This all started because the wonderful poet Sam Tuff (@frivolousphilosopher on Instagram) bought a Game Boy Camera. Very cool device.
Basically, you slap this cartridge into your Game Boy, have a round of Nintendo’s lost game “Go Touch Grass”, and then boom. You’ve got funky lil pictures all dithered up in your handheld. Unfortunately, though, you needed *another* peripheral to actually get the images off- that being a Game Boy Printer.
Lovely lad that he is, he hasn’t acquired the printer (yet), so he took screenshots via the Analogue Pocket which render in black and white. Of course, the Game Boy doesn’t naturally render it’s images in grayscale- in fact, you’ll get a veritable who’s who of nuclear fallout greens. So, inspired by his sharing, I went ahead and edited these black and white screenshots back into the original GB palette.
Ooh, putrid!
In experimenting with colour palettes I found the incredible Lospec, which is a site where folks submit their own palettes for people to use in pixel art. Very snazz. Following an Aseprite tutorial by David Thomas, I resampled a picture of Klaus Nomi yoinked from Michael Halsband’s very good and excellent archive and changed the colours to this cool Darkseed inspired palette by Ricardo Juchem.
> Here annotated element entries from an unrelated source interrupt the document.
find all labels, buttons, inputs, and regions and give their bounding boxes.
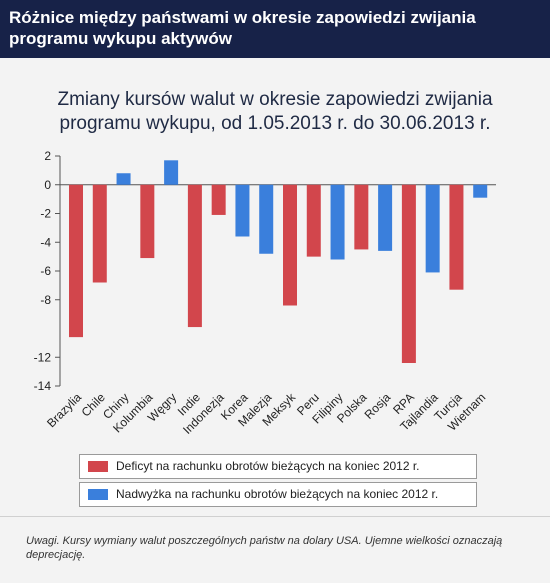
header-title: Różnice między państwami w okresie zapow… bbox=[9, 8, 476, 48]
bar-chiny bbox=[116, 173, 131, 185]
bar-polska bbox=[354, 184, 369, 250]
bar-tajlandia bbox=[425, 184, 440, 273]
bar-chile bbox=[92, 184, 107, 283]
y-tick-label: -14 bbox=[34, 379, 52, 393]
bar-indonezja bbox=[211, 184, 226, 215]
header-bar: Różnice między państwami w okresie zapow… bbox=[0, 0, 550, 58]
bar-rpa bbox=[401, 184, 416, 363]
bar-indie bbox=[187, 184, 202, 328]
bar-filipiny bbox=[330, 184, 345, 260]
y-tick-label: -4 bbox=[40, 235, 51, 249]
bar-malezja bbox=[259, 184, 274, 254]
y-tick-label: 2 bbox=[44, 149, 51, 163]
bar-peru bbox=[306, 184, 321, 257]
y-tick-label: -12 bbox=[34, 350, 52, 364]
bar-wietnam bbox=[473, 184, 488, 198]
legend-item-surplus: Nadwyżka na rachunku obrotów bieżących n… bbox=[79, 482, 477, 507]
legend-swatch-deficit bbox=[88, 461, 108, 472]
legend-item-deficit: Deficyt na rachunku obrotów bieżących na… bbox=[79, 454, 477, 479]
bar-rosja bbox=[378, 184, 393, 251]
bar-meksyk bbox=[283, 184, 297, 306]
chart-title: Zmiany kursów walut w okresie zapowiedzi… bbox=[57, 89, 493, 134]
divider bbox=[0, 516, 550, 517]
legend-swatch-surplus bbox=[88, 489, 108, 500]
y-tick-label: -8 bbox=[40, 293, 51, 307]
footnote: Uwagi. Kursy wymiany walut poszczególnyc… bbox=[26, 535, 503, 561]
bar-węgry bbox=[164, 160, 179, 185]
bar-korea bbox=[235, 184, 250, 237]
y-tick-label: -2 bbox=[40, 207, 51, 221]
y-tick-label: 0 bbox=[44, 178, 51, 192]
legend-label-deficit: Deficyt na rachunku obrotów bieżących na… bbox=[116, 459, 420, 473]
x-tick-label: Rosja bbox=[362, 390, 394, 422]
legend-label-surplus: Nadwyżka na rachunku obrotów bieżących n… bbox=[116, 487, 439, 501]
bar-turcja bbox=[449, 184, 464, 290]
bar-brazylia bbox=[69, 184, 83, 338]
y-tick-label: -6 bbox=[40, 264, 51, 278]
bar-kolumbia bbox=[140, 184, 155, 259]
What’s cool about Lospec is from the sheer quantity of palettes it’s possible to index and resample all sorts of cool images. Especially for folks exploring retro content on the personal web, this feels like an easy win for having fun with those funky lil jpeg and png files.
I really wanna do the blender donut but I’m committed to sharing whatever the hell I make no matter what, and today Sam showed me cool pictures and I already downloaded a jpeg of Klaus Nomi to print with my label printer (lol) so sometimes you end the day and you’ve done this and then you post it. COOL!